Nov 11, 2009

Herding cats

Back with the little boys yesterday: a 5-year old with ants in his pants, 4 sixers, a 7, and a nice, calm 9 year old. They told me they were having a BLAST, XAN! not a good thing with kindergarten boys.

So the made-up Nutcracker number is "Royal Soldiers," just an invented number specifically to keep the boys all in one place, and it uses the Toy Soldiers music. So we're an army unit; hate to do that to children but they seem to be responding-- tennnnnnnn HUT! makes them stop and stand at attention (well, all but the 5 year old. A 2 by 4 upside the head would not get that child's attention). Saluting also seems to make them stand still, who knows why.

I asked them what the main thing was that a soldier does, to universal confusion.

They have no idea what a soldier does. huh.

I think this is a good thing. In my generation, you ask any 6 year old boy what a soldier does, and he would know: Shoots guns! Kills the bad guys! Wears a uniform! Marches! Nope. These kids had absolutely no idea. So, this generation of parents-- good on ya. A vague idea of heroes and uniforms, and saluting, but that was all they could think of.

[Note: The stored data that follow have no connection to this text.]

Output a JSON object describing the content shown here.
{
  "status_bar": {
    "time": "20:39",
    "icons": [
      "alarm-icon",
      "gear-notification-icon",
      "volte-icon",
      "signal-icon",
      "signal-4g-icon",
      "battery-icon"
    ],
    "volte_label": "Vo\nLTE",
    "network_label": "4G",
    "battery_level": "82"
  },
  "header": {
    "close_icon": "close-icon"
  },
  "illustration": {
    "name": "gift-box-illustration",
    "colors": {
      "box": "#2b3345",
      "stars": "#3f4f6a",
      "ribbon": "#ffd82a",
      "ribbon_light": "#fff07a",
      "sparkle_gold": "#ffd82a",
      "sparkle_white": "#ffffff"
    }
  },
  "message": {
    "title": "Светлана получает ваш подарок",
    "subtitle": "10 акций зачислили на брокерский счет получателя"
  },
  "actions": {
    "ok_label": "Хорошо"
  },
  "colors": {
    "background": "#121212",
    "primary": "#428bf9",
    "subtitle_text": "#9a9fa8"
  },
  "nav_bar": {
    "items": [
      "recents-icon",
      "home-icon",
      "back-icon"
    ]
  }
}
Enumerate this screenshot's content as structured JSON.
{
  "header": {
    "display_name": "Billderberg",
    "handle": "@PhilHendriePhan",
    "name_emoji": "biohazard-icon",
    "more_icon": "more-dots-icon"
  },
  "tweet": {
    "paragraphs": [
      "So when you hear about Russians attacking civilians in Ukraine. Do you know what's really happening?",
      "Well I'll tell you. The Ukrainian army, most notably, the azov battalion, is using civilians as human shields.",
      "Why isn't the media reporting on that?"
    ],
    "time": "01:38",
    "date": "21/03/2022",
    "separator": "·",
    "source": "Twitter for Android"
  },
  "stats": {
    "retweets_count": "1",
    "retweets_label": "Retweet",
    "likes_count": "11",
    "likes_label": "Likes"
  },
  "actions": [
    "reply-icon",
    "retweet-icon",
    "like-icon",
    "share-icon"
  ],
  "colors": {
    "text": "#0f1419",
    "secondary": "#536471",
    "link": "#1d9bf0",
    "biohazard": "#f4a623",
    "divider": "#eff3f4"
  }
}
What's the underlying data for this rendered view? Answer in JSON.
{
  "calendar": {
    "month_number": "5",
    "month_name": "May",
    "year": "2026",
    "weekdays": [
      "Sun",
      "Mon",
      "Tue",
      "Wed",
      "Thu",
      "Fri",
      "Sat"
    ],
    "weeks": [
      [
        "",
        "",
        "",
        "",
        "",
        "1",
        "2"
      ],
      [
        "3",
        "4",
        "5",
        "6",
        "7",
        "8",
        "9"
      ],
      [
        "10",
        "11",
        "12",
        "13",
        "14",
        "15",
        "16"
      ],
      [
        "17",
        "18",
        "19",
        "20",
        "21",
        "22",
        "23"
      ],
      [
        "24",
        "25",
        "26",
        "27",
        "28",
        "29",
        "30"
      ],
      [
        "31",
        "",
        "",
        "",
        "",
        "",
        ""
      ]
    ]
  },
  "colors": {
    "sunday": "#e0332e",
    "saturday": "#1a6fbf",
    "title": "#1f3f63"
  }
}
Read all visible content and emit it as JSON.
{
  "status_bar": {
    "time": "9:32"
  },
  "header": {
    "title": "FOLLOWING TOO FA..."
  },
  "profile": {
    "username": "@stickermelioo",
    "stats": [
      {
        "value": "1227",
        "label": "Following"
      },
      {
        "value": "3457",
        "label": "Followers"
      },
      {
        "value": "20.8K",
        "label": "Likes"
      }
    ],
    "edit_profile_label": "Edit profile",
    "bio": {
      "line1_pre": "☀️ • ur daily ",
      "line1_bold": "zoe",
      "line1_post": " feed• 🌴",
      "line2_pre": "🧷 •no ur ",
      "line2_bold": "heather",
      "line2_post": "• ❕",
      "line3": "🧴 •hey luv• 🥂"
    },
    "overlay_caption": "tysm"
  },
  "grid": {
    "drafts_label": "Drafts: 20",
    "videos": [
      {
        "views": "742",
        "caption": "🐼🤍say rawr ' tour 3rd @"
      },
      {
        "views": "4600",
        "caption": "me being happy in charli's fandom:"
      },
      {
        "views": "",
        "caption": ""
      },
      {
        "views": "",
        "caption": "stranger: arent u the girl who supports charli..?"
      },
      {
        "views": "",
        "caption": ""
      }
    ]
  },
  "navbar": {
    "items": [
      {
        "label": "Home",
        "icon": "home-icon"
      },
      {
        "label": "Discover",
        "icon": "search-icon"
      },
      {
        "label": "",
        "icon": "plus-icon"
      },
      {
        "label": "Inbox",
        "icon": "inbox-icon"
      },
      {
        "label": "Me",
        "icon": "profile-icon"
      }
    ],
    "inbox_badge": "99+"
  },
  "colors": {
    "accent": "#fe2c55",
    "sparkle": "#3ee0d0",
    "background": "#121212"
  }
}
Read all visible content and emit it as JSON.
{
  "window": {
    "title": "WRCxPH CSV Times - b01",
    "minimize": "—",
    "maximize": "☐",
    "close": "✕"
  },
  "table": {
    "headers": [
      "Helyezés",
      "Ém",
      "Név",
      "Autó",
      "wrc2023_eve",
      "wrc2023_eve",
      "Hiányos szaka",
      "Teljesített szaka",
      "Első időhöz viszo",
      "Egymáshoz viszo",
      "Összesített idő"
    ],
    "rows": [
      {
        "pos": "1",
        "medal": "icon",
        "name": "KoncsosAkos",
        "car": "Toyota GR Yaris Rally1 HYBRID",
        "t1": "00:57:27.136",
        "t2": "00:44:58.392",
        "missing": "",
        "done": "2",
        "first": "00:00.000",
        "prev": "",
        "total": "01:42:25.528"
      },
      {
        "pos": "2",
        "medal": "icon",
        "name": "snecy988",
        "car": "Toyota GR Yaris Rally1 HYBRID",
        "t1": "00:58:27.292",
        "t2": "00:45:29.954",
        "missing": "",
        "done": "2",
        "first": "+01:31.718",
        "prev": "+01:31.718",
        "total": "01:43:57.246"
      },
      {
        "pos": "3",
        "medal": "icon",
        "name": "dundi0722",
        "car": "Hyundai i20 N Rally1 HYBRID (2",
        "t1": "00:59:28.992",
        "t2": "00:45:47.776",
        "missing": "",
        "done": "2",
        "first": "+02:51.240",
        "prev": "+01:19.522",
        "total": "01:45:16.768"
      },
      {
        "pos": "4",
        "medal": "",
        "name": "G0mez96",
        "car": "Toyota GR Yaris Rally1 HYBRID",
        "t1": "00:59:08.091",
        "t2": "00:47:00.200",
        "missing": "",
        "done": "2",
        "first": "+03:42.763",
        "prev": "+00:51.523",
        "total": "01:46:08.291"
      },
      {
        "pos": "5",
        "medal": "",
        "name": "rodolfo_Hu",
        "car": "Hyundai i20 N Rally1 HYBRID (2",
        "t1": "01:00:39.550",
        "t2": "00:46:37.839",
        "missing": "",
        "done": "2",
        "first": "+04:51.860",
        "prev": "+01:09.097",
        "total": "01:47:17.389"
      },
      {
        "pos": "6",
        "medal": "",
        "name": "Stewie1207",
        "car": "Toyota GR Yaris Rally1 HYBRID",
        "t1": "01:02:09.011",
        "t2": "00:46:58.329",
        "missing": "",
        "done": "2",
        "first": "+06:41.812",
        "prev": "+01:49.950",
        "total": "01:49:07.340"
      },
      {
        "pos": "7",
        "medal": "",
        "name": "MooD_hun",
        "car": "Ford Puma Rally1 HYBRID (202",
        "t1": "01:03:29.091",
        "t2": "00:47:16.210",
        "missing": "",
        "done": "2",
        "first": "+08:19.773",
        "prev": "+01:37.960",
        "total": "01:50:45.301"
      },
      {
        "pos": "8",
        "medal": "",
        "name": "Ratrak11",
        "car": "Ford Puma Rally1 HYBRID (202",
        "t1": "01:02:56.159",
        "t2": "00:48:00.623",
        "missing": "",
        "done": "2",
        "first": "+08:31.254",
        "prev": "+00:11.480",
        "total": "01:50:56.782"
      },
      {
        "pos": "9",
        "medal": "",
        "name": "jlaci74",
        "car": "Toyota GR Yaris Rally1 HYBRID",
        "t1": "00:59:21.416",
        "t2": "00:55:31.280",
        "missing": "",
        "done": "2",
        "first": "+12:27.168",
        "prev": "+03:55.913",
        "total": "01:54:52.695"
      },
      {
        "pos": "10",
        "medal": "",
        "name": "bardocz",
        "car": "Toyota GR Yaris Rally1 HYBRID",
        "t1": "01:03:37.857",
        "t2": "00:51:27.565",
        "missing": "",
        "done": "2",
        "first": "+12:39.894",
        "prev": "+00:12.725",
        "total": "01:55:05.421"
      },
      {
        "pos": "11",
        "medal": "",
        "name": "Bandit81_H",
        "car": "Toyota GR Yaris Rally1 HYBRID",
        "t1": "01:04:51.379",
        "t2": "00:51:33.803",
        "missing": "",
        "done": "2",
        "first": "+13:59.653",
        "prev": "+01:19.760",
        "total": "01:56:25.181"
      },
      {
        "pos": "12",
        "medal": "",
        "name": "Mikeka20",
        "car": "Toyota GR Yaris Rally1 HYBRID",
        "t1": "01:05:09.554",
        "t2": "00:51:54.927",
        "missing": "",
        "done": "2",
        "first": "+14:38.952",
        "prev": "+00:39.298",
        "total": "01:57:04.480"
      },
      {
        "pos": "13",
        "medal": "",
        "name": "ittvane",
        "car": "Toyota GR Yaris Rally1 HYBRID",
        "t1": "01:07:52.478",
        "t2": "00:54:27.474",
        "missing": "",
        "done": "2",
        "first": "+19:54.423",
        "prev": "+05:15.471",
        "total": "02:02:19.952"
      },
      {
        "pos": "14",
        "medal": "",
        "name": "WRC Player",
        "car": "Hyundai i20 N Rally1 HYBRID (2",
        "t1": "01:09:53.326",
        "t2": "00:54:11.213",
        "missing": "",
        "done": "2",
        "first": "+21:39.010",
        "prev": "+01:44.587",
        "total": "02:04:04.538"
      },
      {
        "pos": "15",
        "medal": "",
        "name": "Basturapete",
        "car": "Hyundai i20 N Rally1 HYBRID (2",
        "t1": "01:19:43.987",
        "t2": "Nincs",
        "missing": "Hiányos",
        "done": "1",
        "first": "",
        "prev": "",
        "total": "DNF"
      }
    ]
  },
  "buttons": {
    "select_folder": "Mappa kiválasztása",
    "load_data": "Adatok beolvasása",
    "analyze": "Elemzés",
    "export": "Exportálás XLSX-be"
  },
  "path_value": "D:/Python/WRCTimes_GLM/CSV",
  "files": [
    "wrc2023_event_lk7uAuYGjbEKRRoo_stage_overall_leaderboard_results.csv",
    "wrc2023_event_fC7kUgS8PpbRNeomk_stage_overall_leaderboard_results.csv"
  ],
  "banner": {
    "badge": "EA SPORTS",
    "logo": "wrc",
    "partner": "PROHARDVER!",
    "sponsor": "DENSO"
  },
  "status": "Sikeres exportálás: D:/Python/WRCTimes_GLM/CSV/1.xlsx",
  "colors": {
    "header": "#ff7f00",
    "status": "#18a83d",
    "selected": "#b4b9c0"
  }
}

Well, on the other hand, I sez to myself sez I, here's an opportunity. So I told them, "well, a soldier follows orders! Whatever the general says, he has to do. And I'm the general."

This worked brilliantly. Suddenly it was a game--follow orders.

They ran through the entire number several more times, and each time it tightened up a little more, until the final run-through was smooth, relatively mistake-free, and on the music.